GIScience / oshdb

OpenStreetMap History Data Analysis Framework
https://ohsome.org
GNU Lesser General Public License v3.0
111 stars 18 forks source link

Removing old test-files from git-history #347

Closed rtroilo closed 1 year ago

rtroilo commented 3 years ago

we have same very old and largely test-data files in our git history which lets our repository grow to the current size of 120mb. files in the history like the following could by wiped from the history to reduce our repository size:

I used this command from stackoverflow [1] to find those files

git rev-list --objects --all |
  git cat-file --batch-check='%(objecttype) %(objectname) %(objectsize) %(rest)' |
  sed -n 's/^blob //p' |
  sort --numeric-sort --key=2 |
  cut -c 1-12,41- |
  $(command -v gnumfmt || echo numfmt) --field=2 --to=iec-i --suffix=B --padding=7 --round=nearest

A good tool for wiping files from the git history could be

What do you think about this?

[1] https://stackoverflow.com/questions/10622179/how-to-find-identify-large-commits-in-git-history

joker234 commented 3 years ago

To remove them from master you have to rewrite the whole master history. For a public repo (with releases and forks) this is something which is strongly discouraged, even tough I would like to remove them. I'm pretty torn.

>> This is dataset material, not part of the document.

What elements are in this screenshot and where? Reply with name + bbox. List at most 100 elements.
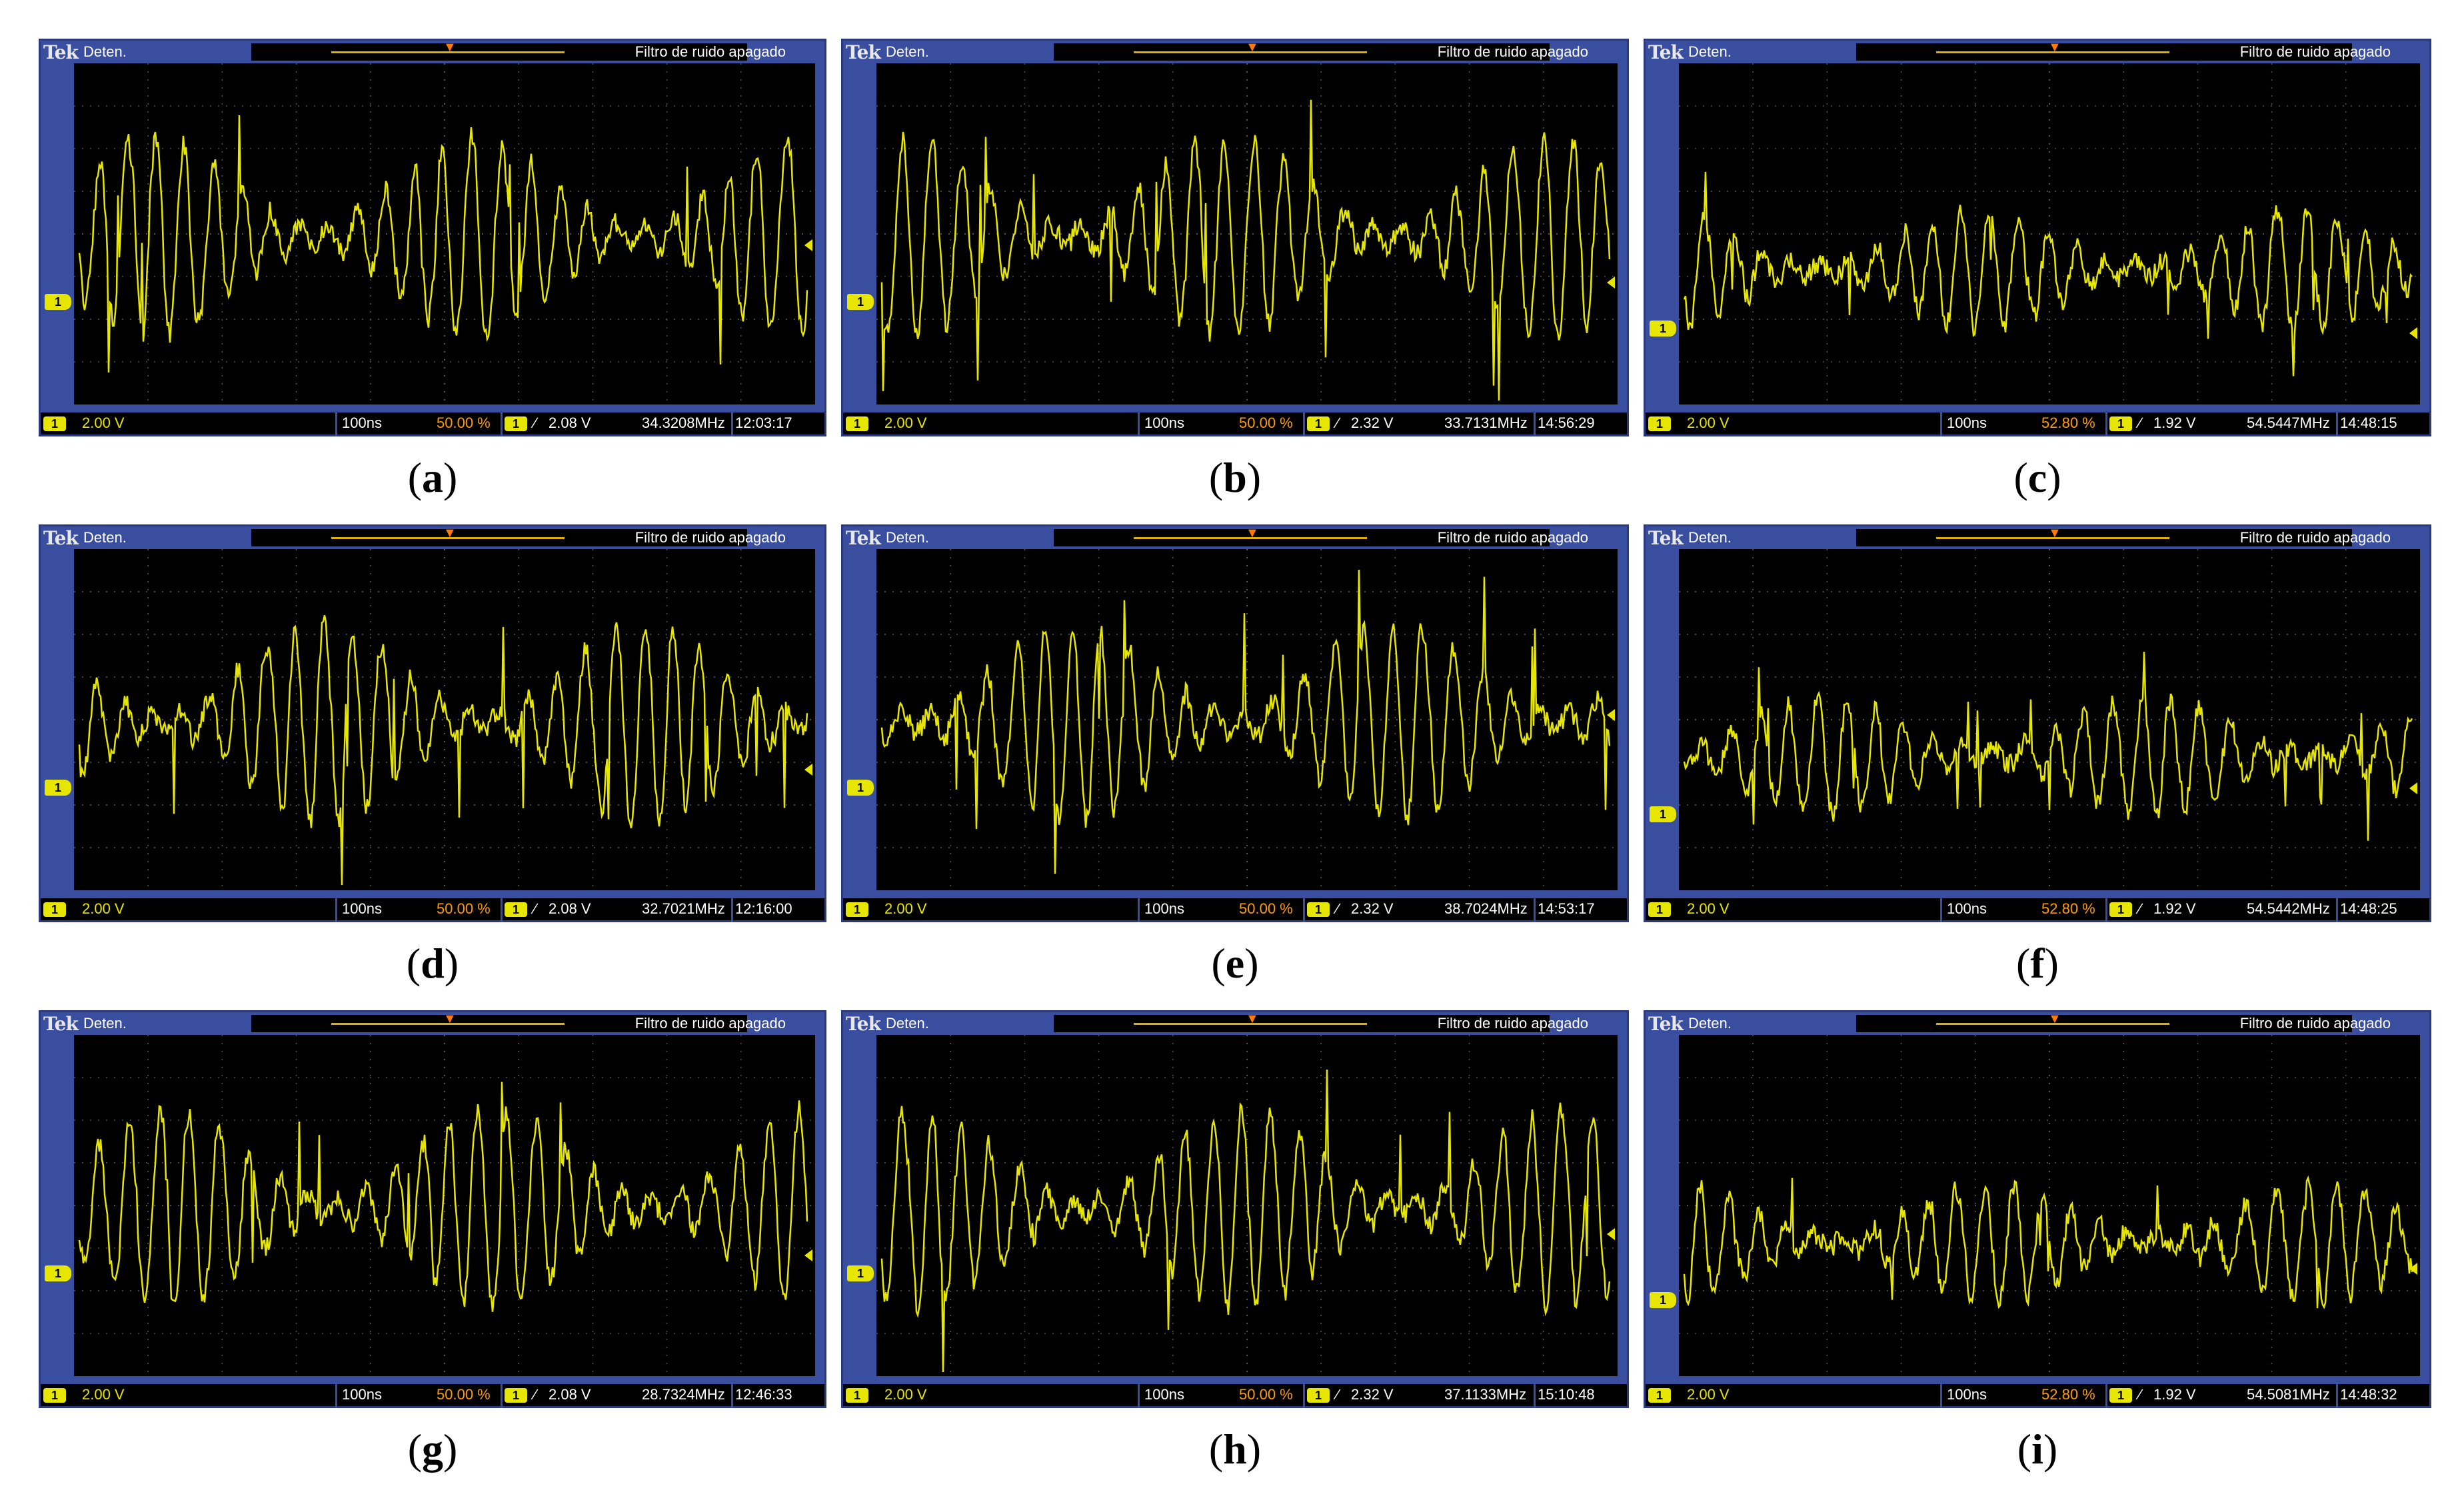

tyrasd commented 3 years ago

I believe the following 3 could be removed without (big) history-rewriting troubles, since they were not (yet) merged into master:

c41cd0fa27d3 5,5MiB oshdb-api/src/test/resources/update-test-data.mv.db c997c5c33936 5,8MiB oshdb-api/src/test/resources/test-update-data.mv.db 6683c395170b 6,0MiB oshdb-api/src/test/resources/test-update-data.mv.db

For the rest… I don't know. The 100MB+ repo size is not great, but rewriting history of the whole project (incl. all branches) is also quite troublesome.

We could just recommend people to create shallow clones when disk usage or slow connections are an issue (e.g. git clone --depth=1 https://github.com/GIScience/oshdb)?

$ git clone --depth=1 https://github.com/GIScience/oshdb
…
$ du -hs oshdb
7.9M    oshdb